Пастернак снова пытался разъяснять смысл таких «полицейских оплошностей», но тут он узнал, что несколькими днями ранее умерла его мать — в изгнании, в Лондоне. Вот только кому интересна потеря одного человека накануне бойни планетарного масштаба? Безумию людей уже отвечало безумие мира. Англия и Франция объявили войну Германии, а Красная Армия бросилась на помощь Польше, чтобы, как говорили, защитить братьев-славян, соседей Украины, от прожорливого Гитлера. Теперь, когда у всех русских совершенно ясно обрисовался общий враг, думал Борис, они прекратят сражаться друг с другом, перестанут лелеять и раздувать идеологические конфликты. Однако в следующем же месяце — если быть точным, 20 октября 1937 года — милиция является к Цветаевой и арестовывает ее мужа, Сергея Эфрона, прямо у нее на глазах. Предписание об аресте подписано лично грозным Берией. Пастернак, призванный на помощь, мог только осознать свое бессилие перед столь всесокрушающей властью. Не будучи в состоянии осуществлять масштабные замыслы в этой предвоенной атмосфере, он довольствуется переводом «Гамлета», заказанным ему Мейерхольдом, и приступает к работе над сборником избранных переводов, которые едва обеспечивали семье поэта средства к существованию.

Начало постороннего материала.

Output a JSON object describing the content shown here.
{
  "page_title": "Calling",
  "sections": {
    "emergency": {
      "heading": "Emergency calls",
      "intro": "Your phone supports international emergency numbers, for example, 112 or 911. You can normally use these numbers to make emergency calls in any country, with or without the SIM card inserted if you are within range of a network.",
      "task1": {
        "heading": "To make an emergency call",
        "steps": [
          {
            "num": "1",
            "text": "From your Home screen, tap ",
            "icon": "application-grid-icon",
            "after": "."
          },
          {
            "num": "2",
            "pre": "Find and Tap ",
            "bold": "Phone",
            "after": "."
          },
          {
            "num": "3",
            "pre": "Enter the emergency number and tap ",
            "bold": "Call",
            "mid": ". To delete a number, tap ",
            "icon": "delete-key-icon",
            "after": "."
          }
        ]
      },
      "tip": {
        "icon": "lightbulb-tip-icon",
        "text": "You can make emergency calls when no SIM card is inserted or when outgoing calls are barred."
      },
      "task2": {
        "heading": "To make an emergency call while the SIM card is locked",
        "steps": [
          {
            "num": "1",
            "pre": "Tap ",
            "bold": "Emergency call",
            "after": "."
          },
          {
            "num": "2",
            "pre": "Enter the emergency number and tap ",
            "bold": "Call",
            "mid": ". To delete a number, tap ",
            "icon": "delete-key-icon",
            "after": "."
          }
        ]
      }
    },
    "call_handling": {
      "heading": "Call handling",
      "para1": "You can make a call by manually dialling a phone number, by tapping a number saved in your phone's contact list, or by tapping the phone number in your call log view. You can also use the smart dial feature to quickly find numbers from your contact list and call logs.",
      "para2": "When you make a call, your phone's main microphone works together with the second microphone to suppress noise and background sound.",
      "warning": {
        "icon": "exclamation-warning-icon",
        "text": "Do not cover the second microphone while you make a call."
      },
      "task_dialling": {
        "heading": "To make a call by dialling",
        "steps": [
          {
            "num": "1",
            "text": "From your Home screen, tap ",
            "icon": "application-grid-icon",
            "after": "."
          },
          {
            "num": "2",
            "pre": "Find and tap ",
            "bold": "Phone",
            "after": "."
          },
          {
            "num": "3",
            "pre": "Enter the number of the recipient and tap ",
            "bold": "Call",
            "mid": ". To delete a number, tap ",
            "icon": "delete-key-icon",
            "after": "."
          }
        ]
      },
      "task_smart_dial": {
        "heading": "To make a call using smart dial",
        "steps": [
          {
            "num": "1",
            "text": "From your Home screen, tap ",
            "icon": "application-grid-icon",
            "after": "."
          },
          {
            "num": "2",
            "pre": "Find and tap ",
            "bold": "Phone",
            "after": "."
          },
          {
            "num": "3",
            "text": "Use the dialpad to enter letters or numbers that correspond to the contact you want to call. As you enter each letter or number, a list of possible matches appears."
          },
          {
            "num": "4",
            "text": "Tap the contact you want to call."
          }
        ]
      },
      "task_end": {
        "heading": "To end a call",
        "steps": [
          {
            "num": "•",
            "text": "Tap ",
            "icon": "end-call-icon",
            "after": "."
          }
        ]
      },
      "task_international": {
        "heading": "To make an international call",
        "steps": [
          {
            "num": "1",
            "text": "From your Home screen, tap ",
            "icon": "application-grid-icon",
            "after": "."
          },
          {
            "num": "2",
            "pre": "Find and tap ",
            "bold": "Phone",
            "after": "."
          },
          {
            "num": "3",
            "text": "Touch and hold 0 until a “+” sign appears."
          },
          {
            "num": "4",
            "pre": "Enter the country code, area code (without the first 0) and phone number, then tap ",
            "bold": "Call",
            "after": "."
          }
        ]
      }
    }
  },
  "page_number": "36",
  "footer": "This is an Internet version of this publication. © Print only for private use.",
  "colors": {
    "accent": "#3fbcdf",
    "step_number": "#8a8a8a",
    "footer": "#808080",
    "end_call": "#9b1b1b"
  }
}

Последнее было важно, ведь с той поры, как немецкие войска вторглись на территорию России, жить семье Пастернаков становилось с каждым днем все труднее и труднее. В начале июня 1941 года власти приказали населению больших городов регулярно участвовать в тренировках по гражданской обороне. Зина с младшим сыном, маленьким Леней, эвакуировалась на Урал — в город Чистополь на реке Каме. Там было не так опасно, как в Москве, которую уже сотрясали первые удары с воздуха. Оставшись дома один, Пастернак старался оправдать свое пребывание в полупустом городе, дежуря на крыше здания. «Третью ночь бомбят Москву, — писал он Зине 24 июля 1941 года, — 1-ю я был в Переделкине, так же, как и последнюю, с 23-го на 24-е, а вчера, с 22-го на 23-е, был в Москве на крыше (не на площадке солярия, а на крыше) нашего дома в пожарной охране. Сколько раз в теченье прошлой ночи, когда через дом-два падали и рвались фугасы и зажигательные снаряды как по мановенью волшебного жезла в минуту воспламеняли целые кварталы, я мысленно прощался с тобой, мамочка и Дуся моя. Спасибо тебе за то, что ты дала мне и принесла, ты была лучшей частью моей жизни, и ты и я недостаточно сознавали, до какой глубины ты жена моя и как много это значит. Кругом была канонада и море пламени. Душу в объятиях тебя, Леню и Стасика. Все живы и здоровы. Адик в безопасности»[87].
Несколько дней спустя, когда Зина встревожилась из-за того, что в нем якобы «бездействует поэтическое воображение», Борис поспешил ее успокоить: «Я мог бы, наверное, писать что-нибудь очень свое, и жалко, что недостаточно смел, чтобы на все плюнуть и приняться за это (ты не думай: с войною и всем нынешним, но сильно и правдиво, как мне подсказывают глаза и совесть). Тебя огорчит, что у меня пока все неудачи. Но деньги некоторое время еще будут»[88]. Желая окончательно убедить Зину, он заявляет, что по-прежнему крепок физически и интеллектуально и что «со страстью и удачей» трудится «над высокими материями вроде Гамлета, когда творчество так же бесхитростно в своей силе, как топка печей или уход за огородом»[89].